- Born: February 20, 1958 (age 68) Oakland, California, USA
- Education: United States Naval Academy U.S. International University University of California, San Diego
- Occupation: Author
- Writing career
- Genre: Speculative fiction
- Website: www.jonathanbrazee.com

= Jonathan P. Brazee =

American novelist

Jonathan Pace Brazee is a retired US Marine infantry colonel and author of speculative fiction, active in the field since 2010, with one story published much earlier in 1979.

==Biography==
Brazee was born in Oakland, California.

A member of the U.S. Naval Academy Class of 1979, he also attended U.S. International University and the University of California, San Diego, earning a bachelor's, master's, and doctorate. He served in the U.S. military, retiring as a U.S. Marine infantry colonel.

He lives with his wife Kiwi and two daughters in Colorado Springs, Colorado.

He has been active in the speculative fiction field since 2010, specializing in military science fiction.

==Awards==

Brazee is a two-time Nebula Award and two-time Dragon Award finalist, and a USA Today Bestselling writer.

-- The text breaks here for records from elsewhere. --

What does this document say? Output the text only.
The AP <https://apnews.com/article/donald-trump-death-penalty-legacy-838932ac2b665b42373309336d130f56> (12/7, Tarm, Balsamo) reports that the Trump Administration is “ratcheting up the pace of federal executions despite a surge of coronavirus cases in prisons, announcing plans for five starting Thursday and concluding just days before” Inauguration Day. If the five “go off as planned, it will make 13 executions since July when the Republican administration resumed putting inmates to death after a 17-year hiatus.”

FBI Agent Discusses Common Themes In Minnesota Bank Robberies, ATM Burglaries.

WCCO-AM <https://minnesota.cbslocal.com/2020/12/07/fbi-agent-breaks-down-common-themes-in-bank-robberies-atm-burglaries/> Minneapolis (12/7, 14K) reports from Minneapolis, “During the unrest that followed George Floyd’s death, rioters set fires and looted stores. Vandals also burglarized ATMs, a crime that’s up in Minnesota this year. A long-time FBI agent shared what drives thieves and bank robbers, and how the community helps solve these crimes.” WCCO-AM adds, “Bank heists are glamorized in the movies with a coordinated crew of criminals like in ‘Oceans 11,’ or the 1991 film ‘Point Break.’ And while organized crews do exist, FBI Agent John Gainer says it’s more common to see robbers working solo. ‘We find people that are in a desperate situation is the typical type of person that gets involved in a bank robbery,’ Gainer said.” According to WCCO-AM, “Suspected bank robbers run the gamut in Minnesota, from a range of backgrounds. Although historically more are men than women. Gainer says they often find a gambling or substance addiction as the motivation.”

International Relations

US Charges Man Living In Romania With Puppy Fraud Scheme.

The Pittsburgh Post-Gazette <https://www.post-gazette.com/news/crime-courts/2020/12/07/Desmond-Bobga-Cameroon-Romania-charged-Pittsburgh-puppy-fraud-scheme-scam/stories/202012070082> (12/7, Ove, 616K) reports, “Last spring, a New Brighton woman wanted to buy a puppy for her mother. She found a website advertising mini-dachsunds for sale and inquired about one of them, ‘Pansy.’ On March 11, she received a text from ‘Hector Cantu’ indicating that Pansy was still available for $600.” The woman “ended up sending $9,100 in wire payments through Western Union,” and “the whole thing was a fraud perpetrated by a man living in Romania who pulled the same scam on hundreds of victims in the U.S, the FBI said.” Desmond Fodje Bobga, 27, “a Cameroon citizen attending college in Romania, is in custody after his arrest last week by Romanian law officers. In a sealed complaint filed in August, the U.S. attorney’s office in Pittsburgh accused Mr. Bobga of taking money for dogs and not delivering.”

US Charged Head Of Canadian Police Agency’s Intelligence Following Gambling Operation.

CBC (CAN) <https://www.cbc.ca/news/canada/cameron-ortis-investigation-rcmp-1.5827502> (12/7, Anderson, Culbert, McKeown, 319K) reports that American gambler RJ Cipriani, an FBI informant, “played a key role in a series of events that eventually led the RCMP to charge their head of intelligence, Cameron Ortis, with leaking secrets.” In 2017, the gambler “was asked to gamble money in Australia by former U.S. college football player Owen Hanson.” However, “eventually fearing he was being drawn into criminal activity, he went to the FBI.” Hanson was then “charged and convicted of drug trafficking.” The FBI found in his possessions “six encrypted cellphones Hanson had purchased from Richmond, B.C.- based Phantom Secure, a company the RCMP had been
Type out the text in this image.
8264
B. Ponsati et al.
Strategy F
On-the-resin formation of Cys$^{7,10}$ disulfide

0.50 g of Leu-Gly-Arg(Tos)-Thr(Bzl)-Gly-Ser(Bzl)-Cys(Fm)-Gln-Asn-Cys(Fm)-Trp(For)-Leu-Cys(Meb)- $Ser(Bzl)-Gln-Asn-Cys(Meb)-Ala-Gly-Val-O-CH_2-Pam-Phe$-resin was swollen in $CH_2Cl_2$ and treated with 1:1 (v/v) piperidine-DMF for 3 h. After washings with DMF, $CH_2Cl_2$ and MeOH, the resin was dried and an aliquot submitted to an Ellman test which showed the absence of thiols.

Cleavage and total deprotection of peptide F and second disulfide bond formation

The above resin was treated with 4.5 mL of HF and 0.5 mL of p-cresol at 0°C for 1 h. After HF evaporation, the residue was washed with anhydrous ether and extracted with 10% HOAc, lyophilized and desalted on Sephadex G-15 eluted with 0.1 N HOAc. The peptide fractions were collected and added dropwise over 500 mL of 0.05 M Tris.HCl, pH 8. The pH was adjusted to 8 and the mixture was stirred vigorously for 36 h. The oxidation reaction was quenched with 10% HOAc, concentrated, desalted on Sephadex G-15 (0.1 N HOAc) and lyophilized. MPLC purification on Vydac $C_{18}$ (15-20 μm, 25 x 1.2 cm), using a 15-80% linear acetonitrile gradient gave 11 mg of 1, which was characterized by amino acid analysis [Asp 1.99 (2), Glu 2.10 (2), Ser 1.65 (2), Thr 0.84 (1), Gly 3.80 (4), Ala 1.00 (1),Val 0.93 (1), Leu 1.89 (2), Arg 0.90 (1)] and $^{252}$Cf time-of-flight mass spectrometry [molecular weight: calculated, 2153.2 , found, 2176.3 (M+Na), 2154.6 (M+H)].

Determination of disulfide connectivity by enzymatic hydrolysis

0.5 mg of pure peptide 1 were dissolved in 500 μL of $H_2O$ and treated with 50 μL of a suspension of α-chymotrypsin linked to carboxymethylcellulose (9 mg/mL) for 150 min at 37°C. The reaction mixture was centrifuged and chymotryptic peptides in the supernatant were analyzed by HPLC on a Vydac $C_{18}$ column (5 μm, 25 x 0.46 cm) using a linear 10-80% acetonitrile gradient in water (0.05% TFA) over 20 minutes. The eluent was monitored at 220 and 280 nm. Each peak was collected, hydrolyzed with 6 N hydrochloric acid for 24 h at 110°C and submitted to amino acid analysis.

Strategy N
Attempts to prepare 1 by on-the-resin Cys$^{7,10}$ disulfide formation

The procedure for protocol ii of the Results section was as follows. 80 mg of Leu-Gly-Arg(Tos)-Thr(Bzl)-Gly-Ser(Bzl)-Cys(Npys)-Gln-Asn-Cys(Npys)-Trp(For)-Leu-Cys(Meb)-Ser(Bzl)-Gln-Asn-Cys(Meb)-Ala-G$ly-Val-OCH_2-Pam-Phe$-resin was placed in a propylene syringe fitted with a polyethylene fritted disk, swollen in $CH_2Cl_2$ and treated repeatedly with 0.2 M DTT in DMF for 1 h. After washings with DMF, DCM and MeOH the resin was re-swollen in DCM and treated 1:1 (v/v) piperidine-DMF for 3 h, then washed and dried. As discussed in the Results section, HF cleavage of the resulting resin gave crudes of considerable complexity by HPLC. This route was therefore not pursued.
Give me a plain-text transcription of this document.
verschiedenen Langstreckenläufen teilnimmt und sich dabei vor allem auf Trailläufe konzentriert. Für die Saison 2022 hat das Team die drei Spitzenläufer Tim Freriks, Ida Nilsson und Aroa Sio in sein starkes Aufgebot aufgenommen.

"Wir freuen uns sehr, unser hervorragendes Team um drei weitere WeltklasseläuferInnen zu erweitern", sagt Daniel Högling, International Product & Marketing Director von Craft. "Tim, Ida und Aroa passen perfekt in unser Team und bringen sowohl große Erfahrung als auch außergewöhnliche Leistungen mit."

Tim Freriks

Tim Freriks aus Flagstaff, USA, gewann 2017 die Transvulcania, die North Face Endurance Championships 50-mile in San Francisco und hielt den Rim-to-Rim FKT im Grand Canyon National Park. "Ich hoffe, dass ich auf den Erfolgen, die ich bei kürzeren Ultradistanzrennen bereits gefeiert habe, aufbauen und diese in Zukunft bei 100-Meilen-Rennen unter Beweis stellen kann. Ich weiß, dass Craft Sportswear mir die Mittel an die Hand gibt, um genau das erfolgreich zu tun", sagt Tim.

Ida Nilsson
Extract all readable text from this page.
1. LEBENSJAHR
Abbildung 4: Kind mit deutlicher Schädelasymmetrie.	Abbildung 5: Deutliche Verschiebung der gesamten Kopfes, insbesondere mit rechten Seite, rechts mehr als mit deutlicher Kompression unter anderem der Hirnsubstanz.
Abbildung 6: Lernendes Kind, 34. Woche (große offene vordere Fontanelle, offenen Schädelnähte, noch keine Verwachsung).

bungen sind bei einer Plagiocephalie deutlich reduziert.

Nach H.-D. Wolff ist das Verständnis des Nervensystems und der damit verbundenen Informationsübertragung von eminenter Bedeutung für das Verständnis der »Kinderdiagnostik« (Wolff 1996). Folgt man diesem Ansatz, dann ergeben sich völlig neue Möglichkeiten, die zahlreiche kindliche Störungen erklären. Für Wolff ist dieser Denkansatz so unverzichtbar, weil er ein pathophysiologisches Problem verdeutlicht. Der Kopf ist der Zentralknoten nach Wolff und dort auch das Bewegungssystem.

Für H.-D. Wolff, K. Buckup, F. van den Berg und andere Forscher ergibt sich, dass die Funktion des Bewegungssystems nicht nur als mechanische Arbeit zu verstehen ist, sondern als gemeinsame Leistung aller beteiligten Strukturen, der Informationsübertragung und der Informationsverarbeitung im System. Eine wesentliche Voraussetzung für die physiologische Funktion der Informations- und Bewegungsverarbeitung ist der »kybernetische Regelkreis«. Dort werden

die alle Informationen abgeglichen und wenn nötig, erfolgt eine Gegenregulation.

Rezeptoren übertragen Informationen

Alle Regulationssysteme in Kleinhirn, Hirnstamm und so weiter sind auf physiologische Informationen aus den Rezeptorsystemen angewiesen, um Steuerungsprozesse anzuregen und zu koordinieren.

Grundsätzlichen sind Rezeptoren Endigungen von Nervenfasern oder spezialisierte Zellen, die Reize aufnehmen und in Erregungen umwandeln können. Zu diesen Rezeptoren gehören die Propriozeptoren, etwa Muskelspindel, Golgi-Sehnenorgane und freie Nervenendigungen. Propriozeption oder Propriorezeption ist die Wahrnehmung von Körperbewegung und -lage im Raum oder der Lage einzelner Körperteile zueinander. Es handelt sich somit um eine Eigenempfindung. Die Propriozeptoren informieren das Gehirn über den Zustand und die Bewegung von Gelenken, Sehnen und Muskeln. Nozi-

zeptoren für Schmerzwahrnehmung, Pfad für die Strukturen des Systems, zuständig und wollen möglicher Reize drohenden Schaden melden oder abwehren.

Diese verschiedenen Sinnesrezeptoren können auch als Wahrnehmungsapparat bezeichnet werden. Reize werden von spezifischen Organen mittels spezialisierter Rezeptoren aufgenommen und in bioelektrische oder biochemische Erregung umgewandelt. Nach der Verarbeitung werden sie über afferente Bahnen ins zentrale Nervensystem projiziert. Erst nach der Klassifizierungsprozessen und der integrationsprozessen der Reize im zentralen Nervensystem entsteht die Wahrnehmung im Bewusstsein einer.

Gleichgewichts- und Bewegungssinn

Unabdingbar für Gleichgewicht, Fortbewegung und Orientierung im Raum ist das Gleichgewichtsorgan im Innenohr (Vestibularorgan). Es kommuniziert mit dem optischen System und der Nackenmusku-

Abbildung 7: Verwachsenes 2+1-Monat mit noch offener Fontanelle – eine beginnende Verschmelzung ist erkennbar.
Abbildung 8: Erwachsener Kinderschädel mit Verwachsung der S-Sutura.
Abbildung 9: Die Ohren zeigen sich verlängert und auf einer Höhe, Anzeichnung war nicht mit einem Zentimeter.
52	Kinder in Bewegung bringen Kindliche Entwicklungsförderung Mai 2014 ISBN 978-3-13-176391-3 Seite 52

"Weaponized Math" was nominated for the 2018 Nebula Award for Best Novelette. Integration was nominated for the 2018 Dragon Award for Best Military Science Fiction or Fantasy Novel. Sentenced to War was nominated for the 2021 Dragon Award for Best Military Science Fiction or Fantasy Novel. "Fire Ant" was nominated for the 2019 Nebula Award for Best Novella.